After ChoicePoint called for interior pictures of the Corona police department, discussion ensued in an online forum frequented by law-enforcement personnel.
Carol DiBattiste, ChoicePoint’s new privacy and compliance officer, responded to the group in a message that dismissed the story.
“While the requirement for site visits is true, contrary to rumors, ChoicePoint is not performing site visits that require photographs or access to sensitive facilities,” she wrote.
But the photo request was no mere rumor. DiBattiste acknowledged that ChoicePoint’s checklist for site inspectors did include internal photos.
But she said she ordered it not apply to customers in government and law enforcement because photos could endanger the offices’ security.
Apparently, she said, the Corona police got their call before the policy had been rescinded. She said she did not believe any police agencies actually had the inside of their offices photographed, though she added: “I can’t guarantee that 100 percent.”
After the breach
ChoicePoint had inspected some customers who got personal data in the past, but stepped up the system after February’s identity-theft disclosure, one of many high-profile data breaches to surface this year. That fraud — which resulted in at least 750 identity-theft cases — sent ChoicePoint’s stock tumbling 24 percent in the ensuing weeks. About two-thirds of that lost value has been regained.
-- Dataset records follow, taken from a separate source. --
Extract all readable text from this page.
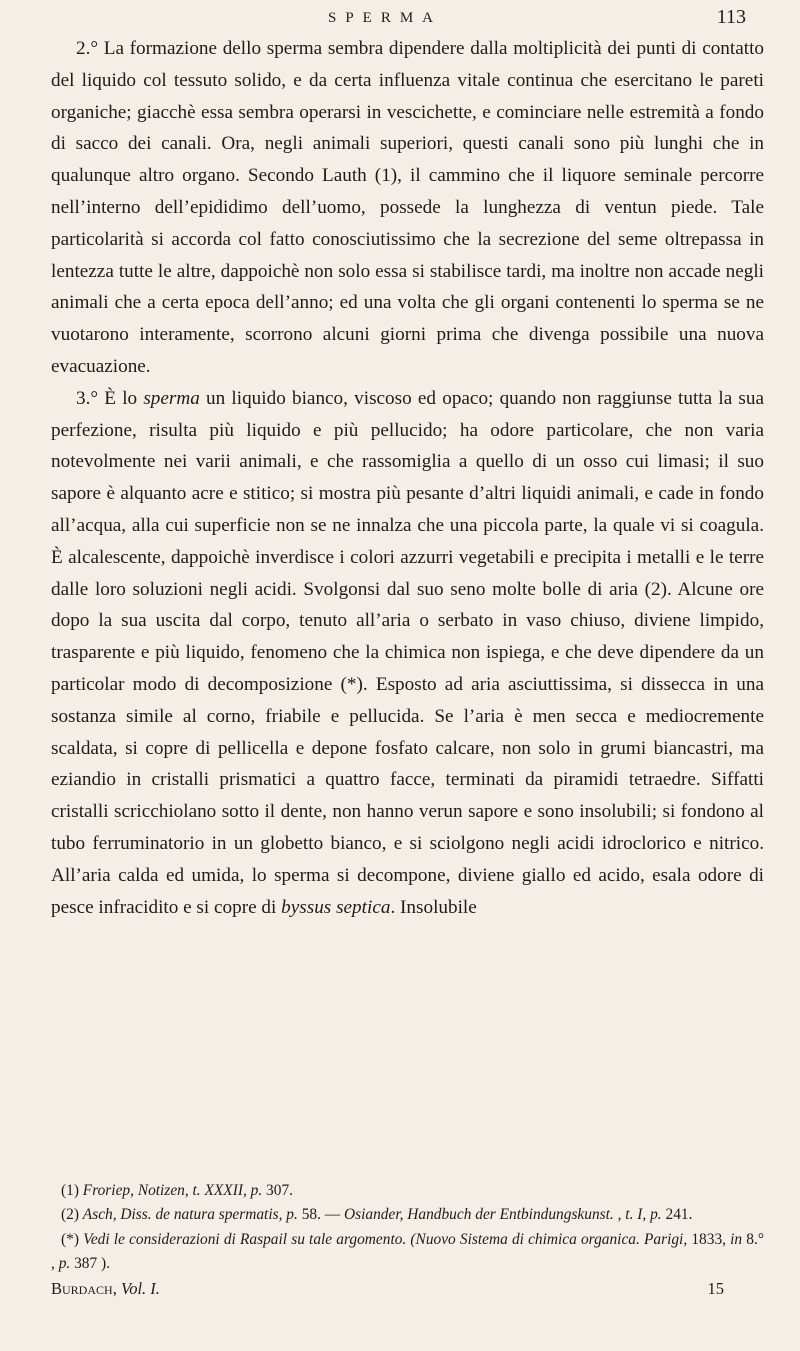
SPERMA	113

2.° La formazione dello sperma sembra dipendere dalla moltiplicità dei punti di contatto del liquido col tessuto solido, e da certa influenza vitale continua che esercitano le pareti organiche; giacchè essa sembra operarsi in vescichette, e cominciare nelle estremità a fondo di sacco dei canali. Ora, negli animali superiori, questi canali sono più lunghi che in qualunque altro organo. Secondo Lauth (1), il cammino che il liquore seminale percorre nell’interno dell’epididimo dell’uomo, possede la lunghezza di ventun piede. Tale particolarità si accorda col fatto conosciutissimo che la secrezione del seme oltrepassa in lentezza tutte le altre, dappoichè non solo essa si stabilisce tardi, ma inoltre non accade negli animali che a certa epoca dell’anno; ed una volta che gli organi contenenti lo sperma se ne vuotarono interamente, scorrono alcuni giorni prima che divenga possibile una nuova evacuazione.

3.° È lo sperma un liquido bianco, viscoso ed opaco; quando non raggiunse tutta la sua perfezione, risulta più liquido e più pellucido; ha odore particolare, che non varia notevolmente nei varii animali, e che rassomiglia a quello di un osso cui limasi; il suo sapore è alquanto acre e stitico; si mostra più pesante d’altri liquidi animali, e cade in fondo all’acqua, alla cui superficie non se ne innalza che una piccola parte, la quale vi si coagula. È alcalescente, dappoichè inverdisce i colori azzurri vegetabili e precipita i metalli e le terre dalle loro soluzioni negli acidi. Svolgonsi dal suo seno molte bolle di aria (2). Alcune ore dopo la sua uscita dal corpo, tenuto all’aria o serbato in vaso chiuso, diviene limpido, trasparente e più liquido, fenomeno che la chimica non ispiega, e che deve dipendere da un particolar modo di decomposizione (*). Esposto ad aria asciuttissima, si dissecca in una sostanza simile al corno, friabile e pellucida. Se l’aria è men secca e mediocremente scaldata, si copre di pellicella e depone fosfato calcare, non solo in grumi biancastri, ma eziandio in cristalli prismatici a quattro facce, terminati da piramidi tetraedre. Siffatti cristalli scricchiolano sotto il dente, non hanno verun sapore e sono insolubili; si fondono al tubo ferruminatorio in un globetto bianco, e si sciolgono negli acidi idroclorico e nitrico. All’aria calda ed umida, lo sperma si decompone, diviene giallo ed acido, esala odore di pesce infracidito e si copre di byssus septica. Insolubile

(1) Froriep, Notizen, t. XXXII, p. 307.

(2) Asch, Diss. de natura spermatis, p. 58. — Osiander, Handbuch der Entbindungskunst. , t. I, p. 241.

(*) Vedi le considerazioni di Raspail su tale argomento. (Nuovo Sistema di chimica organica. Parigi, 1833, in 8.° , p. 387 ).

Burdach, Vol. I.	15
Many ChoicePoint customers now get inspections when they open a new account or re-sign a contract for sensitive data, DiBattiste said.
Making the visits is necessary because “an identity thief could make believe he’s the local sheriff in a town of 2,000 people,” she said.
The inspector does not access customers’ computers or databases, she said. The auditor spends less than an hour confirming that the customer is legitimate and appears to have reasonable security practices.
DiBattiste wouldn’t give specifics. But one thing the Corona police were told was that the inspector would need to ensure that workstations where ChoicePoint databases were accessed were not left unmonitored.
Although ChoicePoint contends that few, if any, customers have defected rather than submit to inspections, DiBattiste acknowledged that the auditing is a work in progress.
For one, ChoicePoint now lets customers apply for a waiver, which DiBattiste must approve, if they have a long relationship with ChoicePoint or already have been contacted recently by someone from the company.
As senior counsel with the Electronic Privacy Information Center, Chris Hoofnagle has been a ChoicePoint critic. He says the company deserves credit for its inspections, though he wants them to go further.
“I think ChoicePoint should randomly audit users of the database,” he said, “and make them show why they pulled a file of an individual.”